Arturo López Dávalos, el director del CAB, fue la primera víctima de ese desborde emocional. Fue levantado de la cama para ser notificado de tamaña hazaña. El resto de la noche está rodeado por un halo de leyenda que no estoy en condiciones de develar…

El hecho permitía que Argentina confirmara sus valimientos y su pertenencia, por si alguien dudaba, al exclusivo Club Atómico, en el mismo momento que científicos de Estados Unidos y Japón alcanzaban igual proeza.

El logro de los científicos de Bariloche era en aquellos tiempos- una evidencia, un índice más de que Argentina no está, en algunos campos, demasiado lejos del resto del mundo. Por eso es coral el reclamo permanente de invertir en investigación y desarrollo (I+D).

Cuándo hay estímulo y políticas adecuadas, la respuesta de nuestros científicos siempre ha sido extraordinaria. Así lo reflejaba en sus papers y conferencias Francisco de la Cruz, un español con estudios realizados en Córdoba de la Nueva Andalucía y a la sazón jefe del Laboratorio de Bajas Temperaturas, en el que se reprodujo el fenómeno de la superconetividad.

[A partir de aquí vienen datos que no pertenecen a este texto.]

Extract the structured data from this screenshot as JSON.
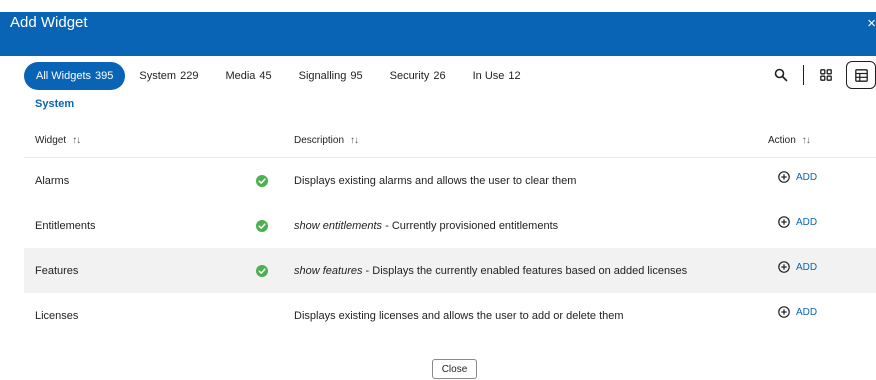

Es decir, lograr la transferencia de energía a muy bajo costo, sin pérdida de potencia. Casi un albur para generaciones de científicos de todo el mundo. Sucedió en medio del bullicio de la democracia recuperada, en un clima de tranquilidad y coherencia política, para alcanzar valiosos objetivos y hacer posible que empresas privadas inviertan miles de millones de dólares para buscar aplicaciones a ese nuevo avance científico, que permite, aquí y ahora, formidables ahorros de energía.

La Argentina de 1987 permitió comprender por qué tan grande avance a poco de andar se transformó casi en una anécdota. Se estima que el gasto del sector en Ciencia y Tecnología alcanzaba a apenas unos 100 millones de dólares anuales cuando, por ejemplo, Estados Unidos recibía aportes 500 o 600 veces mayores. 

Había que recuperar no sólo confianza en nuestra seriedad como nación sino instrumentar políticas de seducción para que nuestros científicos -temerosos de la brutalidad de la última dictadura militar- regresaran confiando en la solidez de nuestras instituciones democráticas.

Por otra parte, había que garantizar en que no habrá discontinuidades en las inversiones en I+D -que no son comprendidas por todo el espectro político- pese a nuestras erráticas políticas económicas, porque una vez metida en tan caudaloso rio, la información científica, a veces, parece detenerse súbitamente toda vez que los ensayos prometen aplicaciones concretas.

López Dávalos, en un antiguo reportaje, pone blanco sobre negro: “Los secretos comienzan cuando se buscan aplicaciones tecnológicas. Lo que ocurre allí es que entran en juego las patentes.”

Según la visión de López Dávalos, la brecha tecnológica está precisamente en que no es continua la cadena que va de la investigación básica a la industrialización en el país. “El esquema que está formado por investigación pura-investigación aplicada-desarrollos tecnológicos-industria viene quebrado en Argentina. La industria está totalmente divorciada de la ciencia”, subraya.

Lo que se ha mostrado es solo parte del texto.